POLITIQUE

Le projet résidentiel pour musulmans dénoncé de toutes parts à Québec (VIDÉO)

14/11/2016 11:59 EST

QUÉBEC – Dans une rare harmonie, le gouvernement Couillard et les trois partis d’opposition à Québec ont dénoncé lundi le projet de résidence pour musulmans en Montérégie.

Radio-Canada rapporte qu’un promoteur musulman, Nabil Warda, souhaite acquérir un terrain d’une centaine d’hectares sur la Rive-Sud de Montréal afin d’y construire des résidences pouvant accueillir 100 familles musulmanes. Toutefois, le promoteur précise que des familles non-musulmanes pourraient aussi s’y installer.
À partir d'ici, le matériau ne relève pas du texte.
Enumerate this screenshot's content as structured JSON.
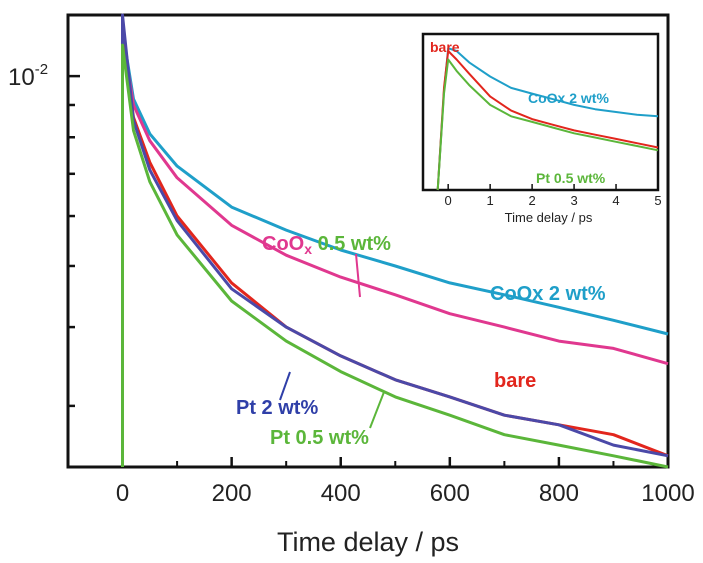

Lundi, le ministre des Affaires municipales, Martin Coiteux, s’est inquiété du projet. «Ça n’aurait pas de bon sens d’empêcher des gens d’acheter un logement dans un complexe en développement en fonction de la religion qu’ils ont, a-t-il déclaré dans les couloirs de l’Assemblée nationale. Alors, il faut que ce soit ouvert à tous. C’est comme ça qu’on fait du développement au Québec. Il faut ouvrir à tout le monde. On ne peut pas faire du développement qui serait juste pour certains groupes, à l’exclusion d’autres groupes.»

Quand un journaliste lui a demandé de préciser sa pensée, le ministre a tranché : «J’ai donné mon commentaire, vous comprendrez où je loge par rapport à une question comme celle-là».

La ministre de l’Immigration, Kathleen Weil, a fait écho aux propos de son collègue dans une déclaration acheminée par courriel : «Un projet qui dans sa conception même discrimine une partie de la population ne saurait être acceptable, affirme-t-elle. En ce sens, l'origine ethnique ou religieuse ne devrait pas être un critère de développement pour un projet domiciliaire.»

Ces déclarations étaient en porte-à-faux avec ceux du ministre de la Santé, Gaétan Barrette, également député de La Pinière, où les résidences pourraient voir le jour. «Moi, ce que je vois, ce sont des gens qui pensent faire un projet immobilier dans lequel on va offrir des habitations, des immeubles, avec cette orientation-là. À prime abord, je n'y vois aucun problème», a-t-il dit en entrevue à Radio-Canada lundi.

Selon le ministre, il n'y a aucune différence entre ce projet à l'étude et le quartier chinois de Montréal, qui est selon lui «bien intégré dans la communauté, dans le tissu social du Québec».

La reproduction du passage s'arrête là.